Part of this month’s newletter was letting us know that two members passed away.  Norberto Elicker and Holly Gensaw, may they rest in peace.

Also included was a diagram of planting companion crops because, “Did you know that tomatoes hate cucumbers?”

Twenty people showed up and made themselves comfortable in Bev’s family room where Grant Eberly set up a screen and computer to walk us through info on pruning fruit trees along with some helpful advice like spraying sulphur in the winter to combat leaf curl. Usually, we eat before the program, but decided to eat later. While the lecturing and question and answers were taking place along with a lot of laughter and comraderie, Mary Nord mentioned that they have an orchard that is 98 years old. Plus, every year they hold an event to make apple cider.

Some useful info about pruning:

Plum Trees – can be pruned back severly.

Most stone fruits (nectarines, peaches, plums, almonds, apricots and cherries) – like to be pruned in a vase shape.  But cherry trees, which I thought were to be pruned in the winter time, are best pruned in the early spring, April, May, or June.

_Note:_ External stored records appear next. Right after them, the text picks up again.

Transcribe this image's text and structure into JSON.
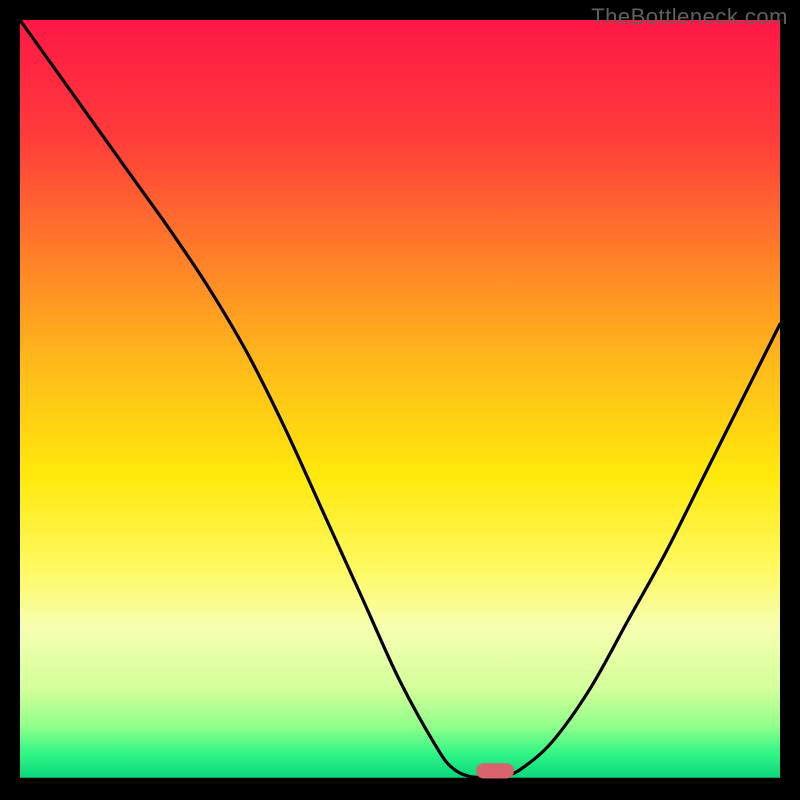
{
  "watermark": "TheBottleneck.com",
  "chart_data": {
    "type": "line",
    "title": "",
    "xlabel": "",
    "ylabel": "",
    "xlim": [
      0,
      100
    ],
    "ylim": [
      0,
      100
    ],
    "background": {
      "type": "vertical_gradient",
      "stops": [
        {
          "offset": 0.0,
          "color": "#ff1846"
        },
        {
          "offset": 0.15,
          "color": "#ff3a3a"
        },
        {
          "offset": 0.3,
          "color": "#ff7a2a"
        },
        {
          "offset": 0.45,
          "color": "#ffb91a"
        },
        {
          "offset": 0.6,
          "color": "#ffe90c"
        },
        {
          "offset": 0.72,
          "color": "#fff960"
        },
        {
          "offset": 0.8,
          "color": "#f7ffb0"
        },
        {
          "offset": 0.88,
          "color": "#d3ff9a"
        },
        {
          "offset": 0.93,
          "color": "#90ff8a"
        },
        {
          "offset": 0.965,
          "color": "#30f586"
        },
        {
          "offset": 1.0,
          "color": "#08d47a"
        }
      ]
    },
    "series": [
      {
        "name": "bottleneck-curve",
        "color": "#000000",
        "x": [
          0,
          5,
          10,
          15,
          20,
          25,
          30,
          35,
          40,
          45,
          50,
          55,
          57,
          59,
          61,
          62,
          64,
          66,
          70,
          75,
          80,
          85,
          90,
          95,
          100
        ],
        "y": [
          100,
          93,
          86,
          79,
          72,
          64.5,
          56,
          46,
          35,
          24,
          13,
          4,
          1.5,
          0.5,
          0.3,
          0.3,
          0.6,
          1.5,
          5,
          12,
          21,
          30,
          40,
          50,
          60
        ]
      }
    ],
    "marker": {
      "name": "optimum-pill",
      "x_start": 60,
      "x_end": 65,
      "y": 0.2,
      "height": 2.0,
      "color": "#d9646f"
    }
  }
}
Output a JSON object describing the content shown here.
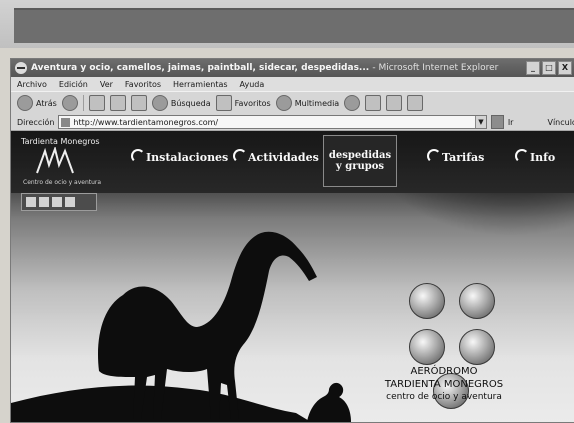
{
  "window": {
    "title_main": "Aventura y ocio, camellos, jaimas, paintball, sidecar, despedidas...",
    "title_suffix": "- Microsoft Internet Explorer",
    "btn_min": "_",
    "btn_max": "□",
    "btn_close": "X"
  },
  "menubar": {
    "items": [
      "Archivo",
      "Edición",
      "Ver",
      "Favoritos",
      "Herramientas",
      "Ayuda"
    ]
  },
  "toolbar": {
    "back_label": "Atrás",
    "search_label": "Búsqueda",
    "favorites_label": "Favoritos",
    "multimedia_label": "Multimedia"
  },
  "addressbar": {
    "label": "Dirección",
    "url": "http://www.tardientamonegros.com/",
    "go_label": "Ir",
    "links_label": "Vínculos"
  },
  "site": {
    "brand": "Tardienta Monegros",
    "logo_caption": "Centro de ocio y aventura",
    "nav": {
      "instalaciones": "Instalaciones",
      "actividades": "Actividades",
      "despedidas_line1": "despedidas",
      "despedidas_line2": "y grupos",
      "tarifas": "Tarifas",
      "info": "Info"
    },
    "footer": {
      "line1": "AERÓDROMO",
      "line2": "TARDIENTA MONEGROS",
      "line3": "centro de ocio y aventura"
    }
  },
  "colors": {
    "header_bg": "#1c1c1c",
    "sky_light": "#e6e6e4",
    "silhouette": "#121212"
  }
}
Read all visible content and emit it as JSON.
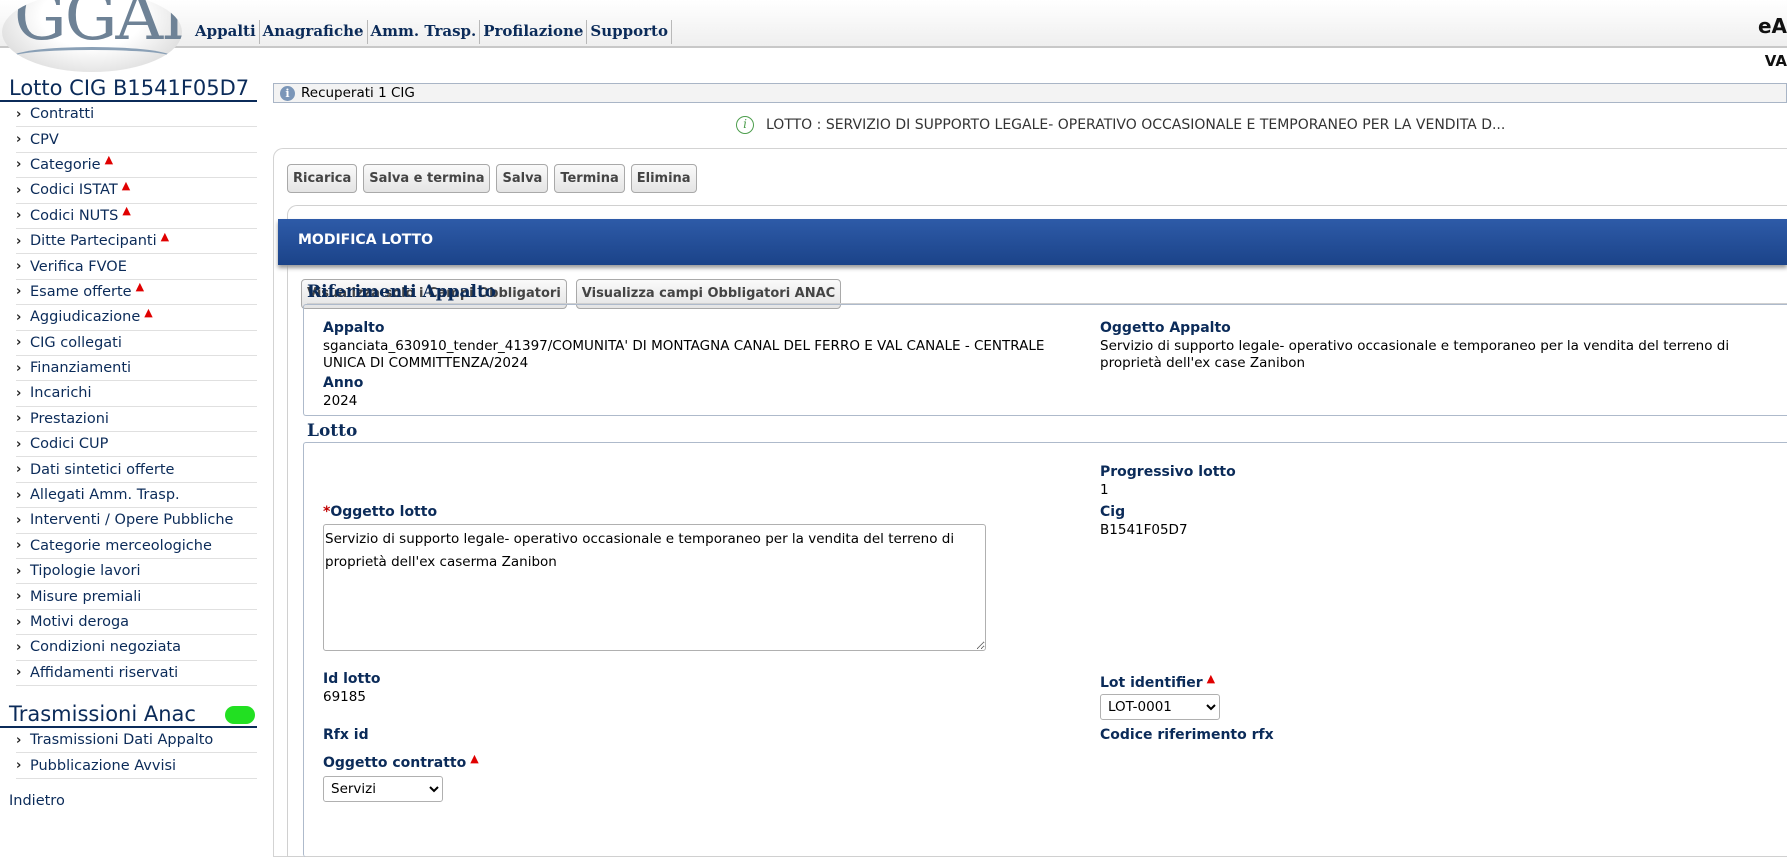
{
  "header": {
    "logo_text": "GGAP",
    "logo_reg": "®",
    "nav": [
      "Appalti",
      "Anagrafiche",
      "Amm. Trasp.",
      "Profilazione",
      "Supporto"
    ],
    "right_text": "eA",
    "right_text2": "VA"
  },
  "sidebar": {
    "title": "Lotto CIG B1541F05D7",
    "items": [
      {
        "label": "Contratti",
        "warn": false
      },
      {
        "label": "CPV",
        "warn": false
      },
      {
        "label": "Categorie",
        "warn": true
      },
      {
        "label": "Codici ISTAT",
        "warn": true
      },
      {
        "label": "Codici NUTS",
        "warn": true
      },
      {
        "label": "Ditte Partecipanti",
        "warn": true
      },
      {
        "label": "Verifica FVOE",
        "warn": false
      },
      {
        "label": "Esame offerte",
        "warn": true
      },
      {
        "label": "Aggiudicazione",
        "warn": true
      },
      {
        "label": "CIG collegati",
        "warn": false
      },
      {
        "label": "Finanziamenti",
        "warn": false
      },
      {
        "label": "Incarichi",
        "warn": false
      },
      {
        "label": "Prestazioni",
        "warn": false
      },
      {
        "label": "Codici CUP",
        "warn": false
      },
      {
        "label": "Dati sintetici offerte",
        "warn": false
      },
      {
        "label": "Allegati Amm. Trasp.",
        "warn": false
      },
      {
        "label": "Interventi / Opere Pubbliche",
        "warn": false
      },
      {
        "label": "Categorie merceologiche",
        "warn": false
      },
      {
        "label": "Tipologie lavori",
        "warn": false
      },
      {
        "label": "Misure premiali",
        "warn": false
      },
      {
        "label": "Motivi deroga",
        "warn": false
      },
      {
        "label": "Condizioni negoziata",
        "warn": false
      },
      {
        "label": "Affidamenti riservati",
        "warn": false
      }
    ],
    "title2": "Trasmissioni Anac",
    "status_color": "#22e022",
    "items2": [
      {
        "label": "Trasmissioni Dati Appalto"
      },
      {
        "label": "Pubblicazione Avvisi"
      }
    ],
    "back": "Indietro"
  },
  "main": {
    "info": "Recuperati 1 CIG",
    "lotto_msg": "LOTTO : SERVIZIO DI SUPPORTO LEGALE- OPERATIVO OCCASIONALE E TEMPORANEO PER LA VENDITA D...",
    "toolbar": [
      "Ricarica",
      "Salva e termina",
      "Salva",
      "Termina",
      "Elimina"
    ],
    "panel_title": "MODIFICA LOTTO",
    "vis_buttons": [
      "Visualizza solo i Campi Obbligatori",
      "Visualizza campi Obbligatori ANAC"
    ],
    "riferimenti": {
      "title": "Riferimenti Appalto",
      "appalto_label": "Appalto",
      "appalto_value": "sganciata_630910_tender_41397/COMUNITA' DI MONTAGNA CANAL DEL FERRO E VAL CANALE - CENTRALE UNICA DI COMMITTENZA/2024",
      "oggetto_label": "Oggetto Appalto",
      "oggetto_value": "Servizio di supporto legale- operativo occasionale e temporaneo per la vendita del terreno di proprietà dell'ex case Zanibon",
      "anno_label": "Anno",
      "anno_value": "2024"
    },
    "lotto": {
      "title": "Lotto",
      "progressivo_label": "Progressivo lotto",
      "progressivo_value": "1",
      "oggetto_lotto_req": "*",
      "oggetto_lotto_label": "Oggetto lotto",
      "oggetto_lotto_value": "Servizio di supporto legale- operativo occasionale e temporaneo per la vendita del terreno di proprietà dell'ex caserma Zanibon",
      "cig_label": "Cig",
      "cig_value": "B1541F05D7",
      "id_lotto_label": "Id lotto",
      "id_lotto_value": "69185",
      "lot_identifier_label": "Lot identifier",
      "lot_identifier_value": "LOT-0001",
      "rfx_label": "Rfx id",
      "codice_rfx_label": "Codice riferimento rfx",
      "oggetto_contratto_label": "Oggetto contratto",
      "oggetto_contratto_value": "Servizi"
    }
  }
}
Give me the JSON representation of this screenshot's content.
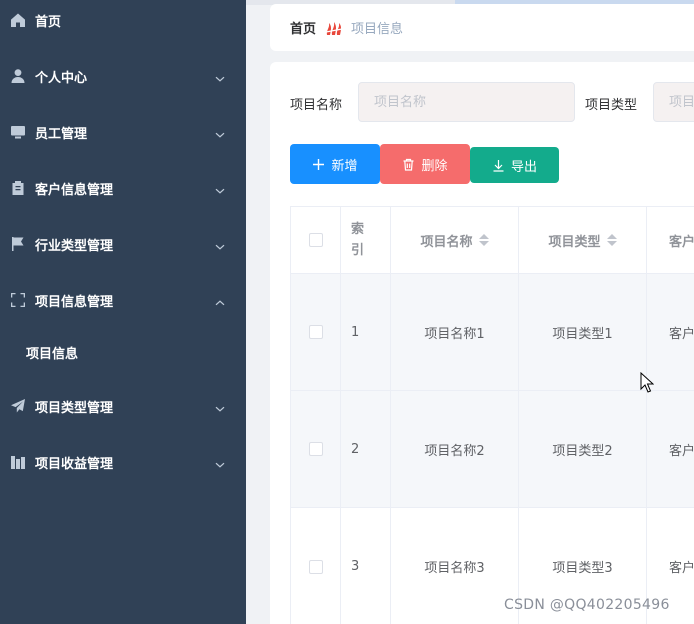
{
  "sidebar": {
    "items": [
      {
        "label": "首页",
        "icon": "home-icon",
        "expandable": false
      },
      {
        "label": "个人中心",
        "icon": "user-icon",
        "expandable": true,
        "expanded": false
      },
      {
        "label": "员工管理",
        "icon": "monitor-icon",
        "expandable": true,
        "expanded": false
      },
      {
        "label": "客户信息管理",
        "icon": "clipboard-icon",
        "expandable": true,
        "expanded": false
      },
      {
        "label": "行业类型管理",
        "icon": "flag-icon",
        "expandable": true,
        "expanded": false
      },
      {
        "label": "项目信息管理",
        "icon": "fullscreen-icon",
        "expandable": true,
        "expanded": true
      },
      {
        "label": "项目类型管理",
        "icon": "send-icon",
        "expandable": true,
        "expanded": false
      },
      {
        "label": "项目收益管理",
        "icon": "chart-icon",
        "expandable": true,
        "expanded": false
      }
    ],
    "submenu": {
      "label": "项目信息"
    }
  },
  "breadcrumb": {
    "home": "首页",
    "current": "项目信息",
    "separator_icon": "flame-logo-icon"
  },
  "search": {
    "name_label": "项目名称",
    "name_placeholder": "项目名称",
    "type_label": "项目类型",
    "type_placeholder": "项目类型"
  },
  "toolbar": {
    "add_label": "新增",
    "delete_label": "删除",
    "export_label": "导出"
  },
  "table": {
    "headers": {
      "index": "索引",
      "name": "项目名称",
      "type": "项目类型",
      "customer": "客户"
    },
    "rows": [
      {
        "index": "1",
        "name": "项目名称1",
        "type": "项目类型1",
        "customer": "客户"
      },
      {
        "index": "2",
        "name": "项目名称2",
        "type": "项目类型2",
        "customer": "客户"
      },
      {
        "index": "3",
        "name": "项目名称3",
        "type": "项目类型3",
        "customer": "客户"
      }
    ]
  },
  "watermark": "CSDN @QQ402205496",
  "colors": {
    "sidebar_bg": "#304156",
    "add_button": "#1890ff",
    "delete_button": "#f56c6c",
    "export_button": "#13ab8c"
  }
}
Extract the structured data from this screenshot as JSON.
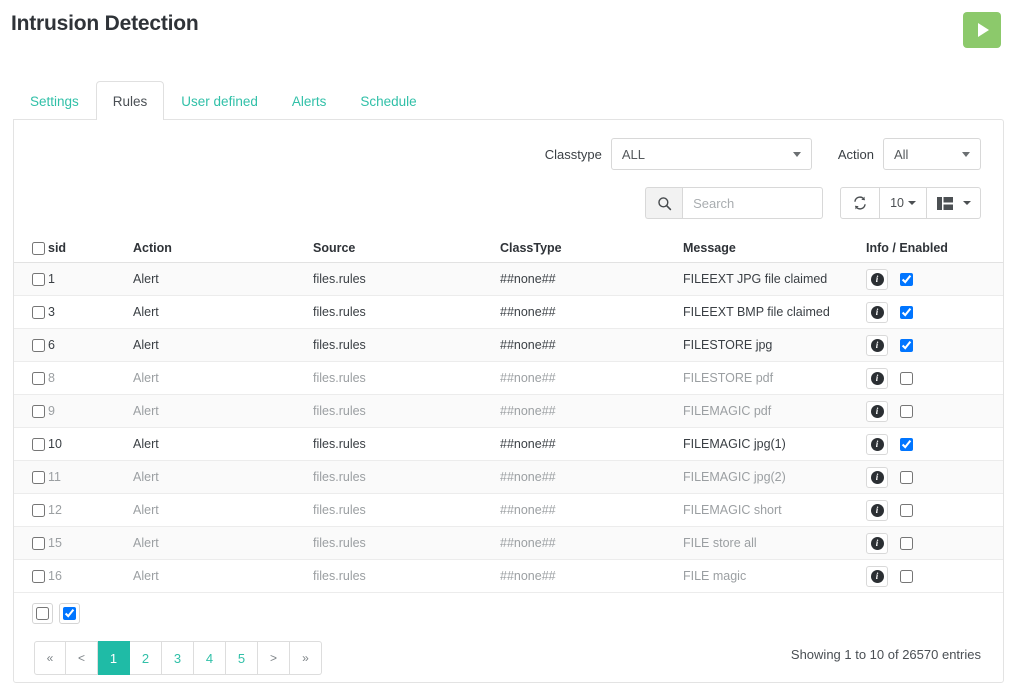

Apples and Pear trees can be damaged if their spurs are pruned off. What’s a spur?  It’s a thick, thorn-like growth and this is where the fruit develops. 

After the lecture, it was time for lunch. This meeting, it was more like a pot luck. We had our choice of five soups, sandwiches and desserts.  I just passed on the soups/sandwiches and went straight for the desserts:  cheese cake, tapioca pudding with red raspberries, chocolate balls, cookies and more.  Then backtracked and sampled the soups and sandwiches.  All delicious!

After lunch, most everyone accompanied Grant outside where he demonstrated how to prune on 1/2 dozen different fruit trees. 

A calendar of upcoming meetings for February through October was handed out.  They included:

February – Working fort he Del Norte Fair & Fair Projects

March – Growing Palms in Del Norte

April – Seed, Seedling and Plant Exchange

May – Update on Growing Beautiful Iris

June – Attracting Bees to our Gardens & Cultivating Bees at our homes

July – Garden Tour In and Around  Town 

August – Del Norte  Fair & Project Presentations

September – Annual Picnic inviting  Brookings/Harbor and the other garden clubs in Crescent City

October – Invasive Species and  what Gardeners Can Do to Help

Usually there are a few field trips throughout the year.  This year there may be a trip to Bandon, Oregon in May.  A trip to McKinleyville to Millers Garden Center in June and Habitat For Humanity Garden Tour in July.

Interested:  Feel free to join.  All meetings are open to the public and free.